Trojan-SMS.SymbOS.Lopsoy signed by a valid certificate

Trojan-SMS.SymbOS.Lopsoy signed by a valid certificate

So, we talked about J2ME Trojans, now let’s move on to smartphone malicious applications. I think some of you may remember the story of Symbian signed malware, the first example of which was a worm named ‘Yxe’. It became the first application of this kind which was signed by a valid certificate, and the Lopsoy Trojan was also signed by a valid certificate.

During the research, I found the website of the probable author, and his article which fully describes the logic of how this Trojan works. You know, a few days after adding the detection of this Trojan, I found the Twitter account of this probable Trojan author, where he wrote: “Because of this article they’re saying I’m a virus writer. Even though anyone could see that my goal was only to warn people.” But I don’t think that it is a good idea to warn people by creating malicious applications.

Lopsoy became the first SMS Trojan which connects to the author’s URL in order to download the information. In this case, this Trojan was trying to download an SMS text and premium-rate number from the website. So for example, if cell mobile operators noticed that this SMS text and this premium rate number were used illegally – they could block it, but in this case the author can rent another premium-rate number and another SMS text, update the information on the website and the Trojan will continue its work.

Another example of how this Trojan was spreading – we found a lot of smartphone games websites which were able to define the User Agent of the browser the user was surfing from. And for example, if the user was surfing the Internet with his mobile phone, they would display on the screen of the mobile phone the optimized page of the website.

'Sejweek' Trojan downloads XML file to decode phone number and interval

'Sejweek' Trojan downloads XML file to decode phone number and interval

Another example of a Windows Mobile Trojan was also able to connect to the URL and download information for SMS sending. But in our case it was trying to download an XML2 file, and some parts of this XML file were encrypted. You can see some strange letters between the tags ‘phone’ and ‘interval’. Well, inside the body of the Trojan we found the following table (see image), and this table was used by the Trojan in order to decrypt and retrieve the information about the premium-rate number and the interval between each message.
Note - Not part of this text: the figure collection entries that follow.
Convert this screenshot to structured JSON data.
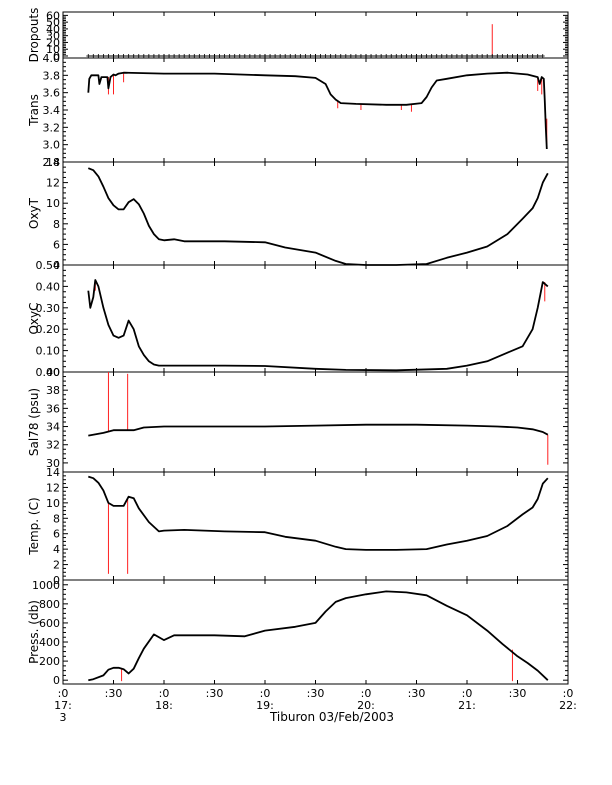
{
  "chart_data": {
    "type": "line",
    "x_axis": {
      "ticks": [
        {
          "t": 17.0,
          "label": ":0",
          "sub": "17:",
          "sub2": "3"
        },
        {
          "t": 17.5,
          "label": ":30"
        },
        {
          "t": 18.0,
          "label": ":0",
          "sub": "18:"
        },
        {
          "t": 18.5,
          "label": ":30"
        },
        {
          "t": 19.0,
          "label": ":0",
          "sub": "19:"
        },
        {
          "t": 19.5,
          "label": ":30"
        },
        {
          "t": 20.0,
          "label": ":0",
          "sub": "20:"
        },
        {
          "t": 20.5,
          "label": ":30"
        },
        {
          "t": 21.0,
          "label": ":0",
          "sub": "21:"
        },
        {
          "t": 21.5,
          "label": ":30"
        },
        {
          "t": 22.0,
          "label": ":0",
          "sub": "22:"
        }
      ],
      "range": [
        17.0,
        22.0
      ],
      "caption": "Tiburon 03/Feb/2003"
    },
    "panels": [
      {
        "ylabel": "Dropouts",
        "ylim": [
          -3,
          65
        ],
        "yticks": [
          0,
          10,
          20,
          30,
          40,
          50,
          60
        ],
        "marker": "plus",
        "series": [
          [
            17.25,
            0
          ],
          [
            21.75,
            0
          ]
        ],
        "spikes": [
          {
            "t": 21.25,
            "from": 0,
            "to": 47
          }
        ]
      },
      {
        "ylabel": "Trans",
        "ylim": [
          2.8,
          4.0
        ],
        "yticks": [
          2.8,
          3.0,
          3.2,
          3.4,
          3.6,
          3.8,
          4.0
        ],
        "tick_format": 1,
        "series": [
          [
            17.25,
            3.6
          ],
          [
            17.26,
            3.76
          ],
          [
            17.28,
            3.8
          ],
          [
            17.35,
            3.8
          ],
          [
            17.36,
            3.7
          ],
          [
            17.38,
            3.78
          ],
          [
            17.44,
            3.78
          ],
          [
            17.45,
            3.65
          ],
          [
            17.47,
            3.78
          ],
          [
            17.5,
            3.81
          ],
          [
            17.52,
            3.8
          ],
          [
            17.55,
            3.82
          ],
          [
            17.6,
            3.83
          ],
          [
            18.0,
            3.82
          ],
          [
            18.5,
            3.82
          ],
          [
            19.0,
            3.8
          ],
          [
            19.3,
            3.79
          ],
          [
            19.5,
            3.77
          ],
          [
            19.6,
            3.7
          ],
          [
            19.65,
            3.58
          ],
          [
            19.7,
            3.52
          ],
          [
            19.75,
            3.48
          ],
          [
            19.9,
            3.47
          ],
          [
            20.2,
            3.46
          ],
          [
            20.4,
            3.46
          ],
          [
            20.55,
            3.48
          ],
          [
            20.6,
            3.55
          ],
          [
            20.65,
            3.66
          ],
          [
            20.7,
            3.74
          ],
          [
            20.8,
            3.76
          ],
          [
            21.0,
            3.8
          ],
          [
            21.2,
            3.82
          ],
          [
            21.4,
            3.83
          ],
          [
            21.6,
            3.81
          ],
          [
            21.7,
            3.78
          ],
          [
            21.72,
            3.7
          ],
          [
            21.74,
            3.78
          ],
          [
            21.76,
            3.76
          ],
          [
            21.77,
            3.5
          ],
          [
            21.78,
            3.2
          ],
          [
            21.79,
            2.95
          ]
        ],
        "spikes": [
          {
            "t": 17.45,
            "from": 3.78,
            "to": 3.58
          },
          {
            "t": 17.5,
            "from": 3.8,
            "to": 3.58
          },
          {
            "t": 17.6,
            "from": 3.82,
            "to": 3.72
          },
          {
            "t": 19.72,
            "from": 3.5,
            "to": 3.42
          },
          {
            "t": 19.95,
            "from": 3.47,
            "to": 3.4
          },
          {
            "t": 20.35,
            "from": 3.46,
            "to": 3.4
          },
          {
            "t": 20.45,
            "from": 3.46,
            "to": 3.38
          },
          {
            "t": 21.7,
            "from": 3.78,
            "to": 3.62
          },
          {
            "t": 21.74,
            "from": 3.76,
            "to": 3.58
          },
          {
            "t": 21.79,
            "from": 3.3,
            "to": 2.95
          }
        ]
      },
      {
        "ylabel": "OxyT",
        "ylim": [
          4,
          14
        ],
        "yticks": [
          4,
          6,
          8,
          10,
          12,
          14
        ],
        "series": [
          [
            17.25,
            13.4
          ],
          [
            17.3,
            13.2
          ],
          [
            17.35,
            12.6
          ],
          [
            17.4,
            11.6
          ],
          [
            17.45,
            10.5
          ],
          [
            17.5,
            9.8
          ],
          [
            17.55,
            9.4
          ],
          [
            17.6,
            9.4
          ],
          [
            17.65,
            10.1
          ],
          [
            17.7,
            10.4
          ],
          [
            17.75,
            9.9
          ],
          [
            17.8,
            9.0
          ],
          [
            17.85,
            7.8
          ],
          [
            17.9,
            7.0
          ],
          [
            17.95,
            6.5
          ],
          [
            18.0,
            6.4
          ],
          [
            18.1,
            6.5
          ],
          [
            18.2,
            6.3
          ],
          [
            18.6,
            6.3
          ],
          [
            19.0,
            6.2
          ],
          [
            19.2,
            5.7
          ],
          [
            19.5,
            5.2
          ],
          [
            19.7,
            4.4
          ],
          [
            19.8,
            4.1
          ],
          [
            20.0,
            4.0
          ],
          [
            20.3,
            4.0
          ],
          [
            20.6,
            4.1
          ],
          [
            20.8,
            4.7
          ],
          [
            21.0,
            5.2
          ],
          [
            21.2,
            5.8
          ],
          [
            21.4,
            7.0
          ],
          [
            21.55,
            8.5
          ],
          [
            21.65,
            9.5
          ],
          [
            21.7,
            10.5
          ],
          [
            21.75,
            12.0
          ],
          [
            21.8,
            12.9
          ]
        ],
        "spikes": []
      },
      {
        "ylabel": "OxyC",
        "ylim": [
          0.0,
          0.5
        ],
        "yticks": [
          0.0,
          0.1,
          0.2,
          0.3,
          0.4,
          0.5
        ],
        "tick_format": 2,
        "series": [
          [
            17.25,
            0.38
          ],
          [
            17.27,
            0.3
          ],
          [
            17.3,
            0.35
          ],
          [
            17.32,
            0.43
          ],
          [
            17.35,
            0.4
          ],
          [
            17.4,
            0.3
          ],
          [
            17.45,
            0.22
          ],
          [
            17.5,
            0.17
          ],
          [
            17.55,
            0.16
          ],
          [
            17.6,
            0.17
          ],
          [
            17.65,
            0.24
          ],
          [
            17.7,
            0.2
          ],
          [
            17.75,
            0.12
          ],
          [
            17.8,
            0.08
          ],
          [
            17.85,
            0.05
          ],
          [
            17.9,
            0.035
          ],
          [
            17.95,
            0.03
          ],
          [
            18.2,
            0.03
          ],
          [
            18.6,
            0.03
          ],
          [
            19.0,
            0.028
          ],
          [
            19.5,
            0.015
          ],
          [
            19.8,
            0.01
          ],
          [
            20.3,
            0.008
          ],
          [
            20.8,
            0.015
          ],
          [
            21.0,
            0.03
          ],
          [
            21.2,
            0.05
          ],
          [
            21.4,
            0.09
          ],
          [
            21.55,
            0.12
          ],
          [
            21.65,
            0.2
          ],
          [
            21.7,
            0.3
          ],
          [
            21.75,
            0.42
          ],
          [
            21.8,
            0.4
          ]
        ],
        "spikes": [
          {
            "t": 17.32,
            "from": 0.43,
            "to": 0.38
          },
          {
            "t": 21.77,
            "from": 0.42,
            "to": 0.33
          }
        ]
      },
      {
        "ylabel": "Sal78 (psu)",
        "ylim": [
          29,
          40
        ],
        "yticks": [
          30,
          32,
          34,
          36,
          38,
          40
        ],
        "series": [
          [
            17.25,
            33.0
          ],
          [
            17.4,
            33.3
          ],
          [
            17.5,
            33.6
          ],
          [
            17.6,
            33.6
          ],
          [
            17.7,
            33.6
          ],
          [
            17.8,
            33.9
          ],
          [
            18.0,
            34.0
          ],
          [
            18.5,
            34.0
          ],
          [
            19.0,
            34.0
          ],
          [
            19.5,
            34.1
          ],
          [
            20.0,
            34.2
          ],
          [
            20.5,
            34.2
          ],
          [
            21.0,
            34.1
          ],
          [
            21.3,
            34.0
          ],
          [
            21.5,
            33.9
          ],
          [
            21.65,
            33.7
          ],
          [
            21.75,
            33.4
          ],
          [
            21.8,
            33.1
          ]
        ],
        "spikes": [
          {
            "t": 17.45,
            "from": 33.5,
            "to": 40.0
          },
          {
            "t": 17.64,
            "from": 33.6,
            "to": 39.8
          },
          {
            "t": 21.8,
            "from": 33.1,
            "to": 29.8
          }
        ]
      },
      {
        "ylabel": "Temp. (C)",
        "ylim": [
          0,
          14
        ],
        "yticks": [
          0,
          2,
          4,
          6,
          8,
          10,
          12,
          14
        ],
        "series": [
          [
            17.25,
            13.4
          ],
          [
            17.3,
            13.2
          ],
          [
            17.35,
            12.6
          ],
          [
            17.4,
            11.6
          ],
          [
            17.45,
            10.0
          ],
          [
            17.5,
            9.6
          ],
          [
            17.55,
            9.6
          ],
          [
            17.6,
            9.6
          ],
          [
            17.65,
            10.8
          ],
          [
            17.7,
            10.6
          ],
          [
            17.75,
            9.3
          ],
          [
            17.85,
            7.5
          ],
          [
            17.95,
            6.3
          ],
          [
            18.0,
            6.4
          ],
          [
            18.2,
            6.5
          ],
          [
            18.6,
            6.3
          ],
          [
            19.0,
            6.2
          ],
          [
            19.2,
            5.6
          ],
          [
            19.5,
            5.1
          ],
          [
            19.7,
            4.3
          ],
          [
            19.8,
            4.0
          ],
          [
            20.0,
            3.9
          ],
          [
            20.3,
            3.9
          ],
          [
            20.6,
            4.0
          ],
          [
            20.8,
            4.6
          ],
          [
            21.0,
            5.1
          ],
          [
            21.2,
            5.7
          ],
          [
            21.4,
            7.0
          ],
          [
            21.55,
            8.5
          ],
          [
            21.65,
            9.4
          ],
          [
            21.7,
            10.5
          ],
          [
            21.75,
            12.5
          ],
          [
            21.8,
            13.2
          ]
        ],
        "spikes": [
          {
            "t": 17.45,
            "from": 10.0,
            "to": 0.8
          },
          {
            "t": 17.64,
            "from": 10.5,
            "to": 0.8
          }
        ]
      },
      {
        "ylabel": "Press. (db)",
        "ylim": [
          -40,
          1050
        ],
        "yticks": [
          0,
          200,
          400,
          600,
          800,
          1000
        ],
        "series": [
          [
            17.25,
            0
          ],
          [
            17.3,
            10
          ],
          [
            17.4,
            50
          ],
          [
            17.45,
            110
          ],
          [
            17.5,
            130
          ],
          [
            17.55,
            130
          ],
          [
            17.6,
            115
          ],
          [
            17.65,
            70
          ],
          [
            17.7,
            120
          ],
          [
            17.75,
            230
          ],
          [
            17.8,
            330
          ],
          [
            17.9,
            480
          ],
          [
            18.0,
            420
          ],
          [
            18.1,
            470
          ],
          [
            18.5,
            470
          ],
          [
            18.8,
            460
          ],
          [
            19.0,
            520
          ],
          [
            19.3,
            560
          ],
          [
            19.5,
            600
          ],
          [
            19.6,
            720
          ],
          [
            19.7,
            820
          ],
          [
            19.8,
            860
          ],
          [
            20.0,
            900
          ],
          [
            20.2,
            930
          ],
          [
            20.4,
            920
          ],
          [
            20.6,
            890
          ],
          [
            20.8,
            780
          ],
          [
            21.0,
            680
          ],
          [
            21.2,
            520
          ],
          [
            21.35,
            380
          ],
          [
            21.5,
            250
          ],
          [
            21.6,
            180
          ],
          [
            21.7,
            100
          ],
          [
            21.8,
            0
          ]
        ],
        "spikes": [
          {
            "t": 17.58,
            "from": 120,
            "to": -10
          },
          {
            "t": 21.45,
            "from": 320,
            "to": -10
          }
        ]
      }
    ]
  }
}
This Trojan was also spread through different fake websites, but in this case these were PDA application websites. So for instance, the user was searching for some kind of free software for his Windows Mobile smartphone, and somehow he visited the following website. In this case, he will download a KB archive with the application inside, maybe legal, but at the same time there will be an executable file with the Trojan body in the KB archive.

Read next: The Ugly Truth About Mobile Security 2: premium-rate numbers affiliate networks

1Java 2 Micro Edition (J2ME) is a consumer wireless device platform allowing developers to use Java and the J2ME wireless toolkit to create applications and programs for wireless and mobile devices.

2XML (Extensible Markup Language) is a markup language that defines a set of rules for encoding documents in a format that is both human-readable and machine-readable.